図4.9のように、レジスタファイルと演算器の間にマルチプレクサを設け、演算器の出力とそれをFFで1サイクル遅延した結果を入力する。このように接続すると、演算結果をレジスタファイルを経由せず、直接、次の演算の入力とすることができる。この構造で、データ依存の命令が次のサイクルにある場合にはBP0入力を選択することにより、前のADD命令の結果をレジスタファイルをバイパスして、直接、フォワードできるのである。

データ依存のある命令が次の命令ではなく、その次の命令の場合は、演算器の出力を直接フィードバックしたのでは上手く行かないが、この場合は、FFを使って1サイクル遅延したBP1入力を選択することにより、無駄なサイクルを無くすことができる。

このパイプラインでは、依存関係のある命令がもう1サイクル後の命令の場合は、レジスタ経由で間に合うので、特別な回路は必要ないが、パイプラインの構成によっては、FFを2段、3段と経由したバイパスが必要となる場合もある。

なお、この演算結果を利用する命令が、次とその次の命令だけと決まっていれば、演算結果をレジスタファイルに書き込む必要は無いが、結果を使う命令がいつ出てくるかはハードウェアには分からないので、レジスタへの書込みは省略できない。

図4.10:バイパスの有無によるパイプライン処理状況の違い

図4.10に示すように、バイパス無しのケースでは、後続のADD命令の完了は第8サイクルであるが、バイパスを設けることにより、灰色の空きサイクルがなくなり、ADD命令の完了が6サイクル目と高速化することができる。

このようにバイパスを使うとデータ依存関係にある命令を早く実行できるが、そのためには、命令のデコード時点で、バイパスから必要なオペランドが得られるかどうかが判定できなければならない。

図4.10のR2と書かれた部分は、それぞれのサイクルでR2をオペランドとして使用する場合に、どこから持ってくれば良いかを示している。バイパス無しの場合は、緑のボックスで示したように、最初のADD命令の実行を開始すると、R2の状態をInvalidとする。そして、R2への書込みは第5サイクルの終わりであるが、この書込みが終わるのは確実であるので、多少フライングであるが、第5サイクルにはValidにする。
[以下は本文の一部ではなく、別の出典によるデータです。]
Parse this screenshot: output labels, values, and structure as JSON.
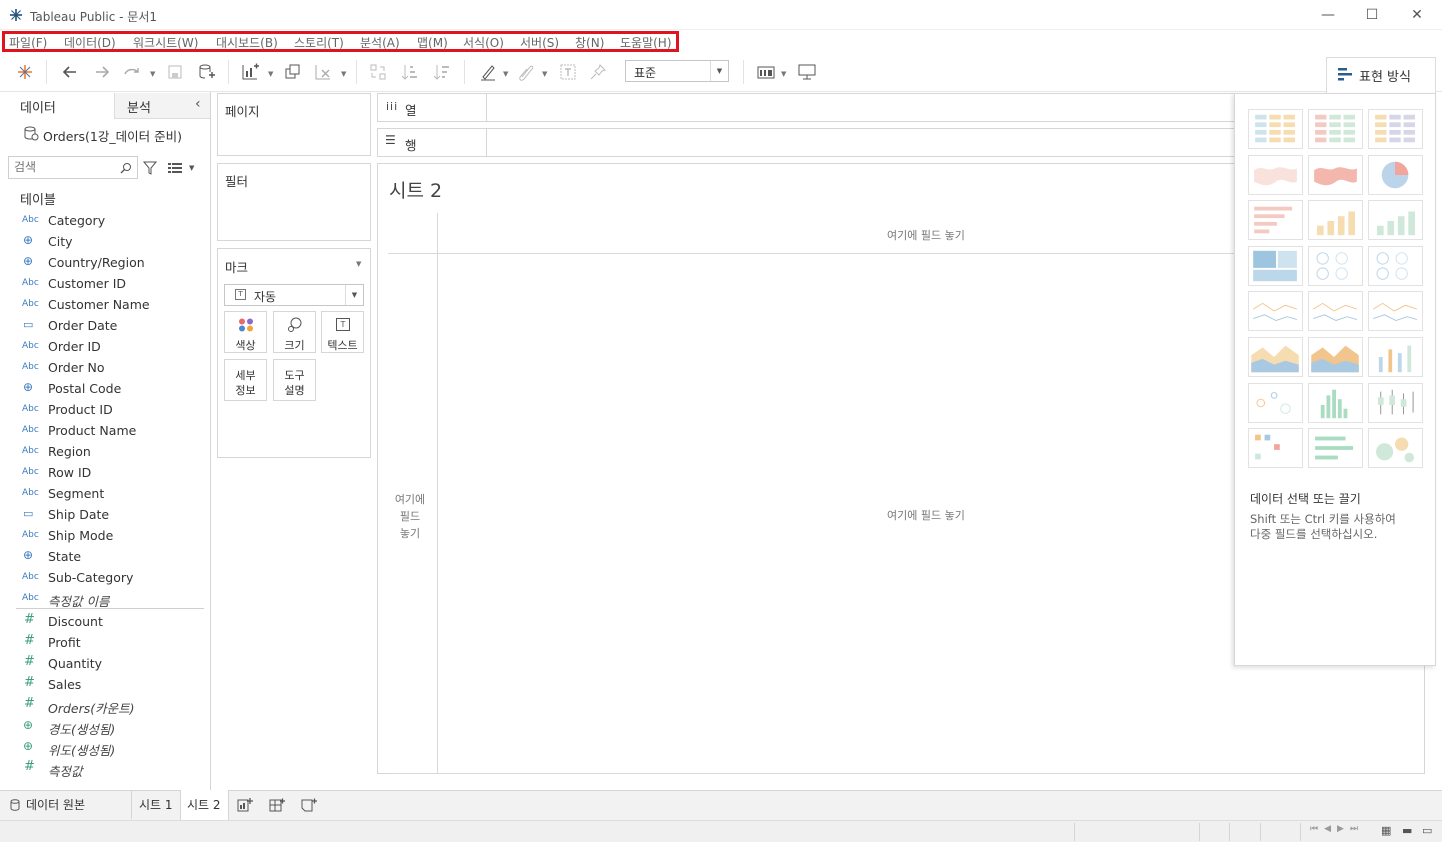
{
  "window": {
    "title": "Tableau Public - 문서1",
    "minimize": "—",
    "maximize": "☐",
    "close": "✕"
  },
  "menu": [
    {
      "label": "파일(F)"
    },
    {
      "label": "데이터(D)"
    },
    {
      "label": "워크시트(W)"
    },
    {
      "label": "대시보드(B)"
    },
    {
      "label": "스토리(T)"
    },
    {
      "label": "분석(A)"
    },
    {
      "label": "맵(M)"
    },
    {
      "label": "서식(O)"
    },
    {
      "label": "서버(S)"
    },
    {
      "label": "창(N)"
    },
    {
      "label": "도움말(H)"
    }
  ],
  "toolbar": {
    "fit_select": "표준",
    "show_me_label": "표현 방식"
  },
  "left_pane": {
    "tab_data": "데이터",
    "tab_analysis": "분석",
    "datasource": "Orders(1강_데이터 준비)",
    "search_placeholder": "검색",
    "tables_heading": "테이블",
    "dimensions": [
      {
        "type": "Abc",
        "name": "Category"
      },
      {
        "type": "geo",
        "name": "City"
      },
      {
        "type": "geo",
        "name": "Country/Region"
      },
      {
        "type": "Abc",
        "name": "Customer ID"
      },
      {
        "type": "Abc",
        "name": "Customer Name"
      },
      {
        "type": "date",
        "name": "Order Date"
      },
      {
        "type": "Abc",
        "name": "Order ID"
      },
      {
        "type": "Abc",
        "name": "Order No"
      },
      {
        "type": "geo",
        "name": "Postal Code"
      },
      {
        "type": "Abc",
        "name": "Product ID"
      },
      {
        "type": "Abc",
        "name": "Product Name"
      },
      {
        "type": "Abc",
        "name": "Region"
      },
      {
        "type": "Abc",
        "name": "Row ID"
      },
      {
        "type": "Abc",
        "name": "Segment"
      },
      {
        "type": "date",
        "name": "Ship Date"
      },
      {
        "type": "Abc",
        "name": "Ship Mode"
      },
      {
        "type": "geo",
        "name": "State"
      },
      {
        "type": "Abc",
        "name": "Sub-Category"
      },
      {
        "type": "Abc",
        "name": "측정값 이름",
        "italic": true
      }
    ],
    "measures": [
      {
        "type": "#",
        "name": "Discount"
      },
      {
        "type": "#",
        "name": "Profit"
      },
      {
        "type": "#",
        "name": "Quantity"
      },
      {
        "type": "#",
        "name": "Sales"
      },
      {
        "type": "#",
        "name": "Orders(카운트)",
        "italic": true
      },
      {
        "type": "geo",
        "name": "경도(생성됨)",
        "italic": true
      },
      {
        "type": "geo",
        "name": "위도(생성됨)",
        "italic": true
      },
      {
        "type": "#",
        "name": "측정값",
        "italic": true
      }
    ]
  },
  "shelves": {
    "pages": "페이지",
    "filters": "필터",
    "marks": "마크",
    "mark_type": "자동",
    "columns": "열",
    "rows": "행",
    "mark_buttons": {
      "color": "색상",
      "size": "크기",
      "text": "텍스트",
      "detail_line1": "세부",
      "detail_line2": "정보",
      "tooltip_line1": "도구",
      "tooltip_line2": "설명"
    }
  },
  "canvas": {
    "sheet_title": "시트 2",
    "drop_columns": "여기에 필드 놓기",
    "drop_rows_line1": "여기에",
    "drop_rows_line2": "필드",
    "drop_rows_line3": "놓기",
    "drop_main": "여기에 필드 놓기"
  },
  "show_me": {
    "hint_title": "데이터 선택 또는 끌기",
    "hint_line1": "Shift 또는 Ctrl 키를 사용하여",
    "hint_line2": "다중 필드를 선택하십시오."
  },
  "bottom_tabs": {
    "datasource": "데이터 원본",
    "sheet1": "시트 1",
    "sheet2": "시트 2"
  },
  "colors": {
    "menu_highlight": "#e0141e",
    "dimension_icon": "#3a7bbf",
    "measure_icon": "#3c9f7a"
  }
}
これにより、オペランドのR2に依存する後続のADD命令が第6サイクルから実行が開始できるようになる。

一方、バイパスを行う場合は、最初のADD命令を実行開始する第3サイクルには、R2の状態をInvalidではなく、Bypass 0とする。そして、次の第4サイクルにはBypass 1、そして第5サイクルにはValidとする。最初のADD命令の演算結果が得られるのは第4サイクルの終わりであるが、後続の命令のデコードから演算までは2サイクルを必要とするので、R2の状態は、2サイクル後にどこからオペランドが得られるかを示すようにしている。
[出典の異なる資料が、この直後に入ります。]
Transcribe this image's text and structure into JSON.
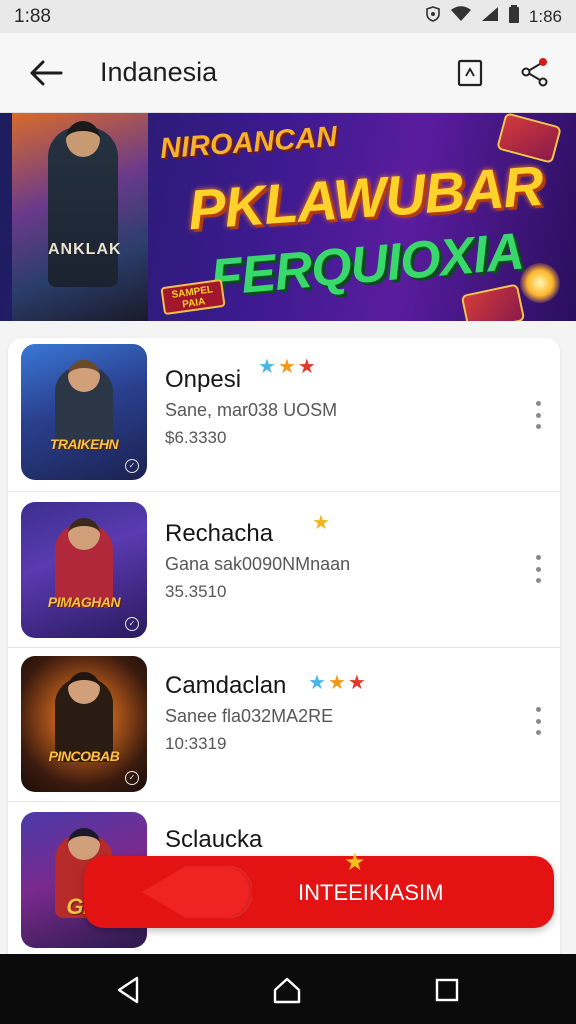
{
  "status_bar": {
    "time": "1:88",
    "battery_text": "1:86",
    "icons": [
      "shield-icon",
      "wifi-icon",
      "signal-icon",
      "battery-icon"
    ]
  },
  "app_bar": {
    "title": "Indanesia",
    "icons": [
      "back-arrow-icon",
      "bookmark-icon",
      "share-icon"
    ]
  },
  "banner": {
    "line1": "NIROANCAN",
    "line2": "PKLAWUBAR",
    "line3": "FERQUIOXIA",
    "art_label": "ANKLAK",
    "tag": "SAMPEL PAIA"
  },
  "games": [
    {
      "title": "Onpesi",
      "subtitle": "Sane, mar038 UOSM",
      "price": "$6.3330",
      "thumb_label": "TRAIKEHN",
      "stars": [
        "blue",
        "orange",
        "red"
      ]
    },
    {
      "title": "Rechacha",
      "subtitle": "Gana sak0090NMnaan",
      "price": "35.3510",
      "thumb_label": "PIMAGHAN",
      "stars": [
        "gold"
      ]
    },
    {
      "title": "Camdaclan",
      "subtitle": "Sanee fla032MA2RE",
      "price": "10:3319",
      "thumb_label": "PINCOBAB",
      "stars": [
        "blue",
        "orange",
        "red"
      ]
    },
    {
      "title": "Sclaucka",
      "subtitle": "",
      "price": "",
      "thumb_label": "GIL",
      "stars": []
    }
  ],
  "cta": {
    "label": "INTEEIKIASIM"
  },
  "nav": {
    "icons": [
      "back-triangle-icon",
      "home-icon",
      "recents-icon"
    ]
  },
  "colors": {
    "accent_red": "#e31313",
    "banner_purple": "#3b1a8e",
    "star_gold": "#f2b51f"
  }
}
このようにバイパスを利用するには、レジスタの状態として、Valid/Invalidに追加して、Bypass 0、Bypass 1という状態を定義し、後続のADD命令のデコードサイクルにおいて、Validだけでなく、Bypass 0あるいはBypass 1の状態であるかどうかをチェックできるようにしてやればよい。

そして、レジスタ読み出しステージでは、レジスタの状態がValidの場合は、レジスタファイル、Bypass 1の状態の場合はBP1、Bypass 0の場合は、BP0からのデータを選択するようにバイパスマルチプレクサを切り替える。

また、別の方法としては、Bypass 0/1に対して予定表のようなシフトレジスタ構造を作り、各サイクルにそれぞれのバイパスに乗っているデータの格納先のレジスタ番号を書いておく。そして、後続の命令のデコード時に、レジスタのValidチェックに加えて、その命令が演算を行うサイクルのBypass 0とBypass 1の予定表をチェックし、そのサイクルに、どちらかのバイパスに必要なオペランドレジスタへの書き込みデータが載っている場合には、そのバイパスから入力を選択することにして命令の実行を開始するというやり方をとることも可能である。